Today, Pacific Gas and Electric, a very large investor-owned utility, is in bankruptcy in chapter 11. Southern California Edison, the distributor of power to 11 million people, is very close to bankruptcy. Should the agreement forged by the Governor not go through, that utility will be in bankruptcy.

Yesterday, a divided State senate appropriations committee approved a bill that would impose a windfall profits tax on electricity sellers who gouge California consumers. Revenue from the tax would flow back to Californians in the form of a credit on their State income tax, starting next April 15. On a 7-3 vote, Democrats on the committee voted for the bill, Republicans lined up against it. The measure moved to the Senate floor, where it will require a simple majority of 21 votes and is expected to pass. The Governor has said he is open to signing a windfall profits bill, but he has not publicly lobbied for the passage of the bill.

Yesterday, the Vice President made an energy speech. I would like to say a few things about it.

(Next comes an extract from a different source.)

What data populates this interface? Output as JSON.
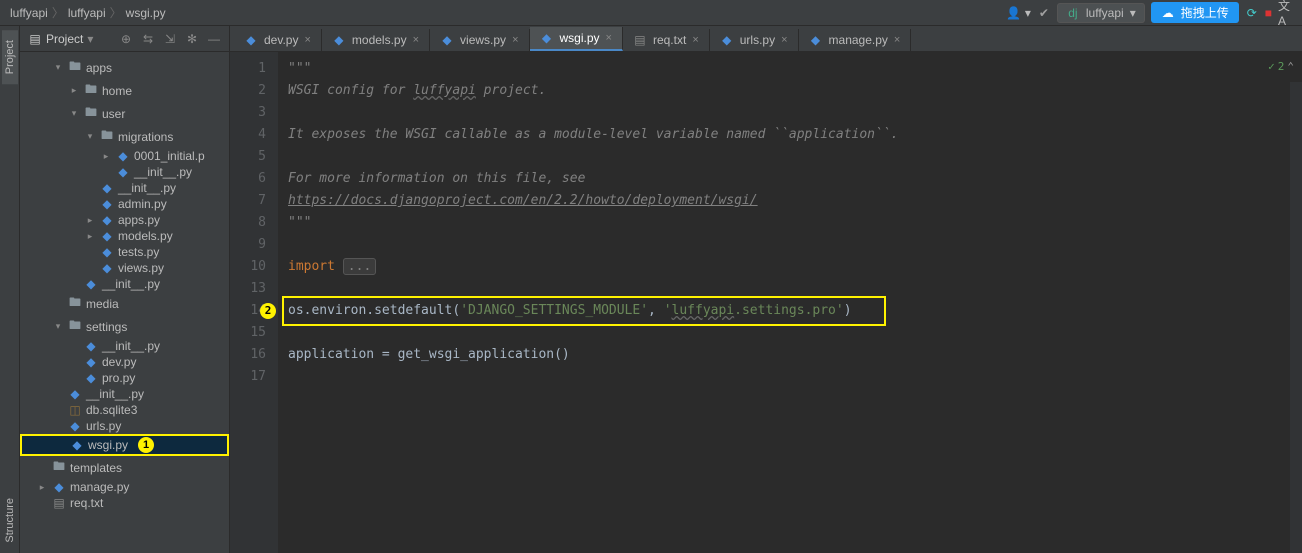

In his first extensive remarks about the energy recommendations his Cabinet-level task force will make to the President by the end of May, the Vice President blamed current shortages on shortsighted decisions in the past. The Vice President said that conservation, while perhaps

``a sign of personal virtue,'' does not make for sound or comprehensive policy. The Vice President promised ``a mix of new legislation, some executive action as well as private initiatives'' to cope with rising energy prices and growing demand. He definitely rejected turning to price controls, tapping the Strategic Petroleum Reserve, or creating new bureaucracies.

Over the next two decades, it will take between 1,300 and 1,900 new power plants--or one every week for 20 years--just to meet projected increases in nationwide demand, Mr. Cheney said. And he said, ``Without a clear, coherent energy strategy for the nation, all Americans could one day go through what Californians are experiencing now, or even worse.''

I have been really disappointed and surprised with this administration's attention to the energy crisis. I have written to the President three times now asking to meet with him and explain the situation. So far, he has not yet agreed to meet with me.

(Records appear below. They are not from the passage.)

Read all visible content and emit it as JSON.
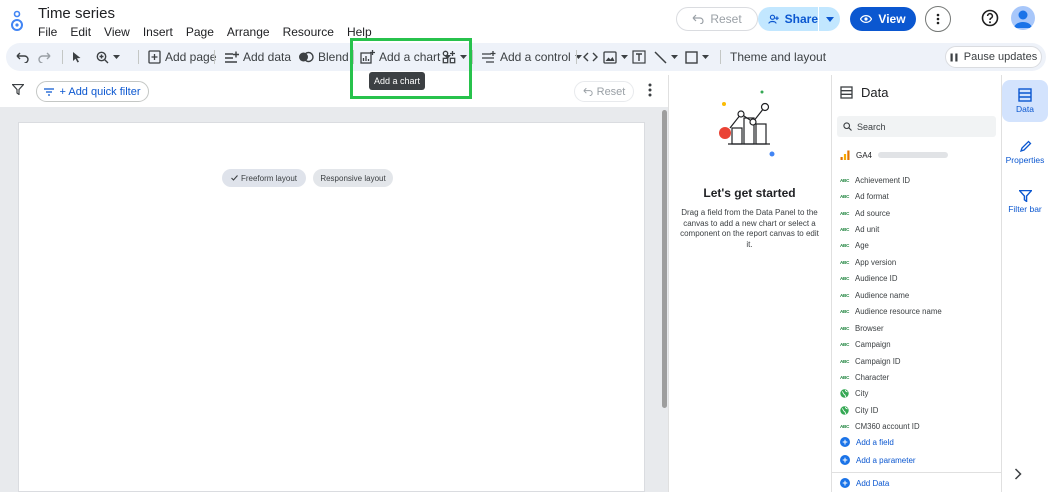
{
  "header": {
    "title": "Time series",
    "menus": [
      "File",
      "Edit",
      "View",
      "Insert",
      "Page",
      "Arrange",
      "Resource",
      "Help"
    ],
    "reset_label": "Reset",
    "share_label": "Share",
    "view_label": "View"
  },
  "toolbar": {
    "add_page": "Add page",
    "add_data": "Add data",
    "blend": "Blend",
    "add_chart": "Add a chart",
    "add_control": "Add a control",
    "theme_layout": "Theme and layout",
    "pause_updates": "Pause updates",
    "tooltip": "Add a chart"
  },
  "filterbar": {
    "quick_filter": "+ Add quick filter",
    "reset_label": "Reset"
  },
  "canvas": {
    "freeform": "Freeform layout",
    "responsive": "Responsive layout"
  },
  "properties": {
    "title": "Let's get started",
    "body": "Drag a field from the Data Panel to the canvas to add a new chart or select a component on the report canvas to edit it."
  },
  "data_panel": {
    "title": "Data",
    "search_placeholder": "Search",
    "source_name": "GA4",
    "fields": [
      {
        "type": "abc",
        "name": "Achievement ID"
      },
      {
        "type": "abc",
        "name": "Ad format"
      },
      {
        "type": "abc",
        "name": "Ad source"
      },
      {
        "type": "abc",
        "name": "Ad unit"
      },
      {
        "type": "abc",
        "name": "Age"
      },
      {
        "type": "abc",
        "name": "App version"
      },
      {
        "type": "abc",
        "name": "Audience ID"
      },
      {
        "type": "abc",
        "name": "Audience name"
      },
      {
        "type": "abc",
        "name": "Audience resource name"
      },
      {
        "type": "abc",
        "name": "Browser"
      },
      {
        "type": "abc",
        "name": "Campaign"
      },
      {
        "type": "abc",
        "name": "Campaign ID"
      },
      {
        "type": "abc",
        "name": "Character"
      },
      {
        "type": "geo",
        "name": "City"
      },
      {
        "type": "geo",
        "name": "City ID"
      },
      {
        "type": "abc",
        "name": "CM360 account ID"
      }
    ],
    "field_type_label": "ABC",
    "add_field": "Add a field",
    "add_parameter": "Add a parameter",
    "add_data": "Add Data"
  },
  "rail": {
    "data": "Data",
    "properties": "Properties",
    "filter_bar": "Filter bar"
  },
  "colors": {
    "accent": "#0b57d0",
    "share_bg": "#c2e7ff",
    "highlight": "#27c24c",
    "dimension_green": "#188038"
  }
}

The Vice President and the Energy Secretary through this Presidential Task Force are talking about how the Federal Government is going to help. However, adding 1,600 new power plants over the next 20 years is not the answer we need. Nobody questions that we need more supply in the long term. But we have a situation where prices have been spiking for almost a year in California and about 6 months in other parts of the Northwest, where the Northwest is experiencing the driest hydro year on record. This is where we need the help.

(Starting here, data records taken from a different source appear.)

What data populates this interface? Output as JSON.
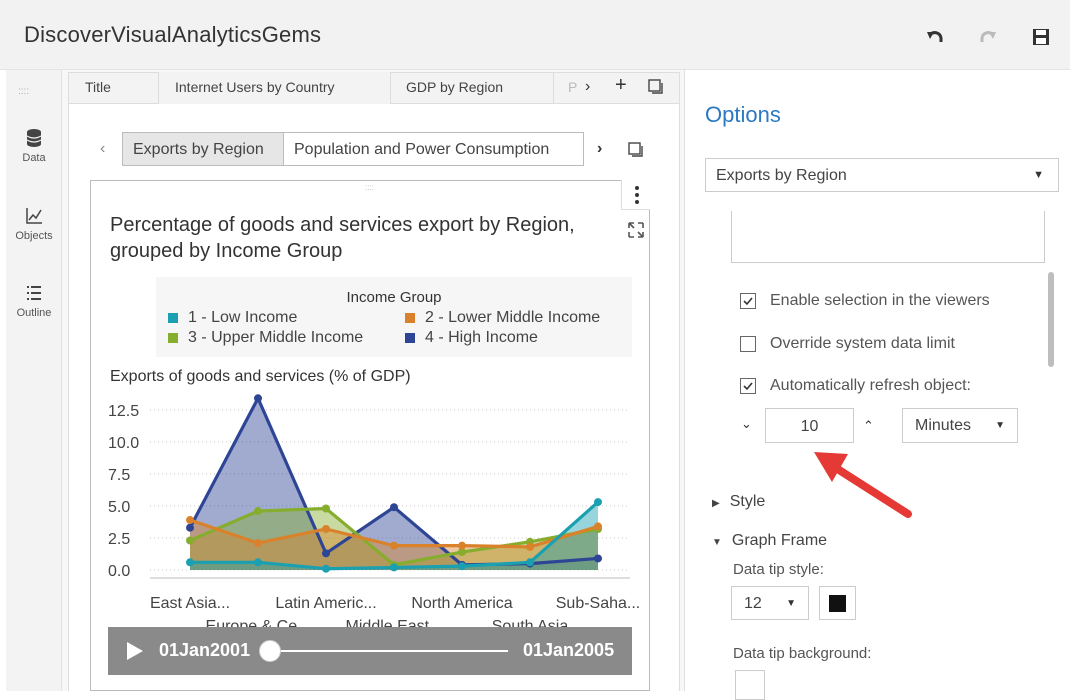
{
  "app": {
    "title": "DiscoverVisualAnalyticsGems"
  },
  "rail": {
    "data_label": "Data",
    "objects_label": "Objects",
    "outline_label": "Outline"
  },
  "top_tabs": [
    "Title",
    "Internet Users by Country",
    "GDP by Region",
    "P"
  ],
  "sub_tabs": [
    "Exports by Region",
    "Population and Power Consumption"
  ],
  "report": {
    "title": "Percentage of goods and services export by Region, grouped by Income Group",
    "legend_title": "Income Group",
    "legend": [
      {
        "label": "1 - Low Income",
        "color": "#1aa0b0"
      },
      {
        "label": "2 - Lower Middle Income",
        "color": "#d9822b"
      },
      {
        "label": "3 - Upper Middle Income",
        "color": "#86ad2e"
      },
      {
        "label": "4 - High Income",
        "color": "#2e4596"
      }
    ],
    "ylabel": "Exports of goods and services (% of GDP)"
  },
  "chart_data": {
    "type": "area",
    "title": "Percentage of goods and services export by Region, grouped by Income Group",
    "ylabel": "Exports of goods and services (% of GDP)",
    "ylim": [
      0,
      13.5
    ],
    "yticks": [
      "12.5",
      "10.0",
      "7.5",
      "5.0",
      "2.5",
      "0.0"
    ],
    "categories": [
      "East Asia...",
      "Europe & Ce...",
      "Latin Americ...",
      "Middle East...",
      "North America",
      "South Asia",
      "Sub-Saha..."
    ],
    "categories_note": "",
    "series": [
      {
        "name": "1 - Low Income",
        "color": "#1aa0b0",
        "values": [
          0.6,
          0.6,
          0.1,
          0.2,
          0.3,
          0.6,
          5.3
        ]
      },
      {
        "name": "2 - Lower Middle Income",
        "color": "#d9822b",
        "values": [
          3.9,
          2.1,
          3.2,
          1.9,
          1.9,
          1.8,
          3.4
        ]
      },
      {
        "name": "3 - Upper Middle Income",
        "color": "#86ad2e",
        "values": [
          2.3,
          4.6,
          4.8,
          0.4,
          1.4,
          2.2,
          3.2
        ]
      },
      {
        "name": "4 - High Income",
        "color": "#2e4596",
        "values": [
          3.3,
          13.4,
          1.3,
          4.9,
          0.4,
          0.5,
          0.9
        ]
      }
    ],
    "grid": true
  },
  "player": {
    "start": "01Jan2001",
    "end": "01Jan2005"
  },
  "options": {
    "title": "Options",
    "object_select": "Exports by Region",
    "enable_selection": "Enable selection in the viewers",
    "override_limit": "Override system data limit",
    "auto_refresh": "Automatically refresh object:",
    "refresh_value": "10",
    "refresh_unit": "Minutes",
    "style_section": "Style",
    "graph_frame_section": "Graph Frame",
    "data_tip_style_label": "Data tip style:",
    "data_tip_font_size": "12",
    "data_tip_background_label": "Data tip background:"
  }
}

This is where the Federal Government has a duty to help. California and the Northwest badly need a period of stability and reliability, and this is where the Federal Government can help. I argue that this is where the Federal Government has a duty to step in and protect consumers from being gouged. As I said, California is adding 20,000 new megawatts itself which is the equivalent of forty new average-sized plants, without any Federal prompting.

Lastly, I am also quite surprised that the Vice President, in his remarks yesterday, essentially said that wind, solar, geothermal and other renewable energy sources are still too far into the future and the future is all fossil fuels.

Even if that were true, the truth of the matter is that nuclear power, for instance, takes years and years to cite and there is nothing this administration can do to help with the supply we need this summer and next summer.

I, again, urge my colleagues to support Senator Gordon Smith and I and force FERC to take action and address the problem. The alternative may be an economic disaster for the entire country this summer.

The PRESIDING OFFICER. The Senator's time has expired.

Mrs. FEINSTEIN. I thank the Chair.

The PRESIDING OFFICER. The Senator from Pennsylvania.

Mr. SANTORUM. Mr. President, I ask unanimous consent that at 2:15 today Senator Thomas be recognized for up to 1 hour allotted post cloture and, following that time, Senator Wellstone be recognized for his hour post cloture.

The PRESIDING OFFICER. Without objection, it is so ordered.